Slip rings have long been employed in applications where electrical power must be provided to an electrically powered device which is in intermittent or constant rotation relative to the power source. Normally the slip rings are mounted on the rotating element with a brush module fixedly mounted in conjunction with the power source and in proximity to the slip rings and having an individual brush element in engagement with each of the rings of the slip ring assembly. There are, of course, numerous different applications where slip rings have been commonly used, with the slip rings being designed to take into account particular facets of the environment or the operating conditions under which the apparatus operates. In most applications there is considerable latitude in terms of the design of a slip ring assembly in that size, weight, cost and related considerations are not subject to stringent limitations.

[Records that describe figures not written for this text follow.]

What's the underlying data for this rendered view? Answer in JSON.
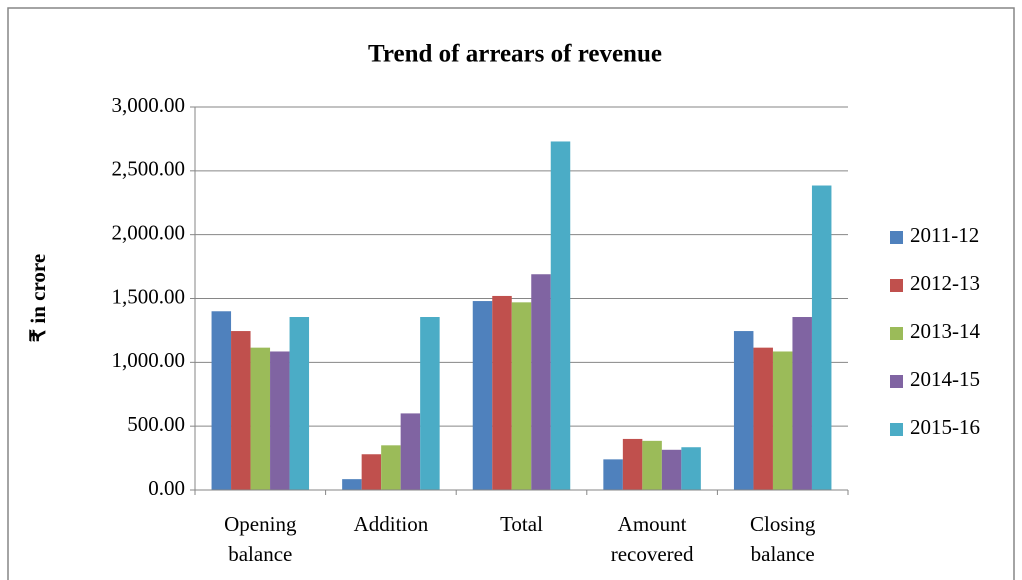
{
  "chart_data": {
    "type": "bar",
    "title": "Trend of arrears of revenue",
    "y_label": "₹ in crore",
    "categories": [
      "Opening balance",
      "Addition",
      "Total",
      "Amount recovered",
      "Closing balance"
    ],
    "series": [
      {
        "name": "2011-12",
        "color": "#4f81bd",
        "values": [
          1400,
          85,
          1480,
          240,
          1245
        ]
      },
      {
        "name": "2012-13",
        "color": "#c0504d",
        "values": [
          1245,
          280,
          1520,
          400,
          1115
        ]
      },
      {
        "name": "2013-14",
        "color": "#9bbb59",
        "values": [
          1115,
          350,
          1470,
          385,
          1085
        ]
      },
      {
        "name": "2014-15",
        "color": "#8064a2",
        "values": [
          1085,
          600,
          1690,
          315,
          1355
        ]
      },
      {
        "name": "2015-16",
        "color": "#4bacc6",
        "values": [
          1355,
          1355,
          2730,
          335,
          2385
        ]
      }
    ],
    "ylim": [
      0,
      3000
    ],
    "yticks": [
      {
        "value": 0,
        "label": "0.00"
      },
      {
        "value": 500,
        "label": "500.00"
      },
      {
        "value": 1000,
        "label": "1,000.00"
      },
      {
        "value": 1500,
        "label": "1,500.00"
      },
      {
        "value": 2000,
        "label": "2,000.00"
      },
      {
        "value": 2500,
        "label": "2,500.00"
      },
      {
        "value": 3000,
        "label": "3,000.00"
      }
    ],
    "grid": true,
    "legend": "right"
  }
}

In a general sense, slip rings have characteristically been manufactured by methods requiring a substantial number of machining operations, many of these operations requiring precise equipment and/or workmanship. In some instances the respective slip rings have been initially machined to the appropriate dimensions. Thereafter, a metallic disk or base is machined to accurate tolerances for the mounting of the assembly and a portion of the disk or base is then cut away in precise areas to receive the slip rings. The cut-away areas characteristically are filled with an electrically nonconductive molding material such as a plastic which forms a holding element for the rings and simultaneously forms insulating elements around the slip rings in the form of an insulating backing and concentric insulating elements disposed between the spaced rings. It is reportedly difficult to arrange rings accurately concentrically of the base and maintain nearly perfect alignment during the molding operations. Subsequent significant machining is needed to remove molded nonconductive plastic material from the rings and to produce the necessary true concentric position and close tolerance flat face. In addition, certain plastics employed as slip ring insulating materials have highly different coefficients of expansion than the slip rings and the metallic base such that the finished ring assembly may be subject to warping with temperature variations during processing or thereafter.

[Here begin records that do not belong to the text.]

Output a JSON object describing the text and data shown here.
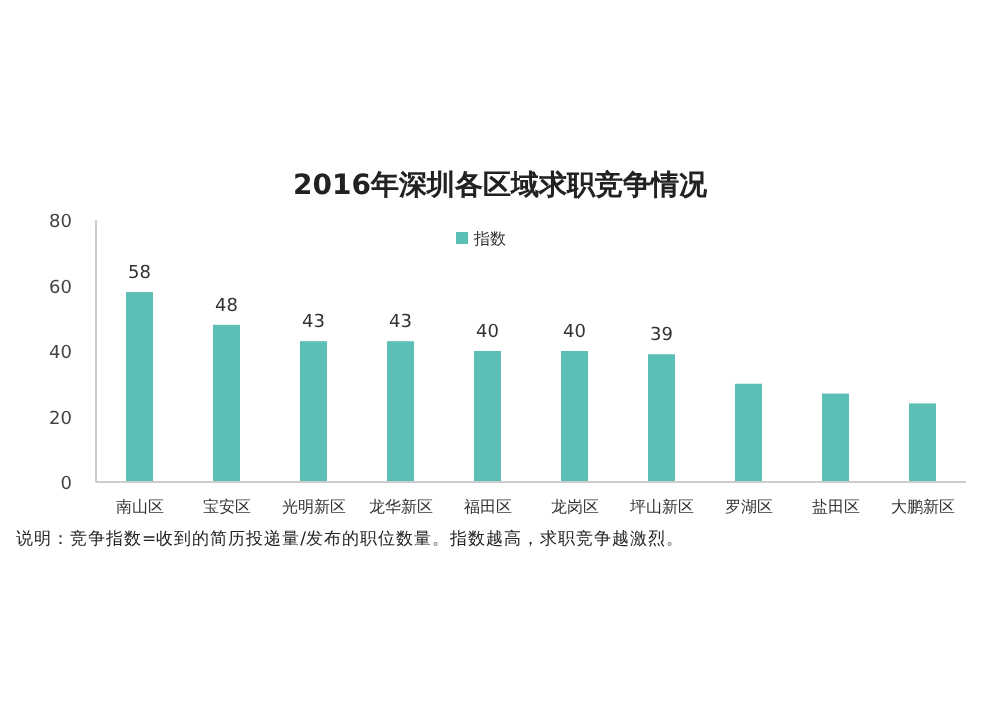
{
  "chart_data": {
    "type": "bar",
    "title": "2016年深圳各区域求职竞争情况",
    "categories": [
      "南山区",
      "宝安区",
      "光明新区",
      "龙华新区",
      "福田区",
      "龙岗区",
      "坪山新区",
      "罗湖区",
      "盐田区",
      "大鹏新区"
    ],
    "series": [
      {
        "name": "指数",
        "color": "#5bbfb5",
        "values": [
          58,
          48,
          43,
          43,
          40,
          40,
          39,
          30,
          27,
          24
        ],
        "value_labels": [
          "58",
          "48",
          "43",
          "43",
          "40",
          "40",
          "39",
          null,
          null,
          null
        ]
      }
    ],
    "ylim": [
      0,
      80
    ],
    "yticks": [
      0,
      20,
      40,
      60,
      80
    ],
    "grid": false,
    "legend": "top",
    "annotations": [
      "说明：竞争指数=收到的简历投递量/发布的职位数量。指数越高，求职竞争越激烈。"
    ]
  }
}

Another approach to the manufacture of slip rings involves the use of a molded plastic disk or plate which is machined to contain concentric grooves. Individual slip rings are fabricated and inserted in the concentric grooves to be secured as by cementing. It is reportedly difficult to obtain a sufficiently precise match between the size of rings and the grooves and to maintain the rings sufficiently accurately concentric. A modification of this method contemplates an electro deposit of metal to fill the machined grooves of the plastic base. The machining of the plastic is still required and the plastic base is likely to become contaminated with the plating solution and degrade the electrical insulating properties of the plastic in electro depositing or comparable complex processes.
In order to overcome the quality control problems associated with processes of the type discussed above the art has resorted to even more complex and extensive machining operations to achieve the extent of accuracy and quality control required of slip ring assemblies. An example of such a process is the formulation of deep grooves in a disk of material where the intermittent ribs are to constitute the slip rings, the deep grooves forming intermittent ribs projecting from a retained base. The grooves are subsequently filled with an insulating material and a backing member or plate is attached covering the grooves and the ribs. Thereafter the original base which maintained the ribs in true spaced concentricity is entirely machined away to leave the ribs projecting from the later attached backing member or plate. This process has the obvious disadvantage of wasting great quantities of material and requiring extensive machining steps.

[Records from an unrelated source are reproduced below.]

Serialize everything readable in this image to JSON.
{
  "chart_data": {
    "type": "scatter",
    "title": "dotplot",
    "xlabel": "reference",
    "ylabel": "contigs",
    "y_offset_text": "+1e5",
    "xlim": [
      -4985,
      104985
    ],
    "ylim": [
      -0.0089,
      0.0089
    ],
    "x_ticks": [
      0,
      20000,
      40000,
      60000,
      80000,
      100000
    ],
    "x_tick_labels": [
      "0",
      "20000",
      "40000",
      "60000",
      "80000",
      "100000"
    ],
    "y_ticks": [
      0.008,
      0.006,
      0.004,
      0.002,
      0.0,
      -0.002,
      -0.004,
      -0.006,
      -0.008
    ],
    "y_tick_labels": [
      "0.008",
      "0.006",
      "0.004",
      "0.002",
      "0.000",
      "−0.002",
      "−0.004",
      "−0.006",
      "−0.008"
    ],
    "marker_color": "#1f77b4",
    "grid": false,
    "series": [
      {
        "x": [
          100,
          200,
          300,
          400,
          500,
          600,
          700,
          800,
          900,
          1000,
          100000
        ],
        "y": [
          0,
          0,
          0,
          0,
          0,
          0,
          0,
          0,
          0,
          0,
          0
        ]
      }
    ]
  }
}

It is thus believed that prior art processes have not achieved the potential for construction of highly accurate slip ring assemblies which can be manufactured without numerous and normally extensive machining steps requiring highly skilled craftsmanship. This has apparently remained the situation despite numerous efforts toward the development of more accurate and sophisticated slip ring assemblies.
A further problem attendant the manufacture of slip ring assemblies is the attachment of studs normally at spaced intervals around a slip ring to which electrical connections from the power supply are subsequently attached. In some instances studs are attached by welding or soldering operations which with or without associated protective structure may become damaged or separated from the slip ring during shipping, installation or in the operational environment for the slip ring assembly. In other instances, slip rings may be made removable by securing them to a base with screws or by effecting a crimping of a projecting post. Since ring elements thus mounted are subject to accidental loosening or removal, temporary fastening elements of this nature are not normally considered to be appropriate for high performance, close tolerance applications.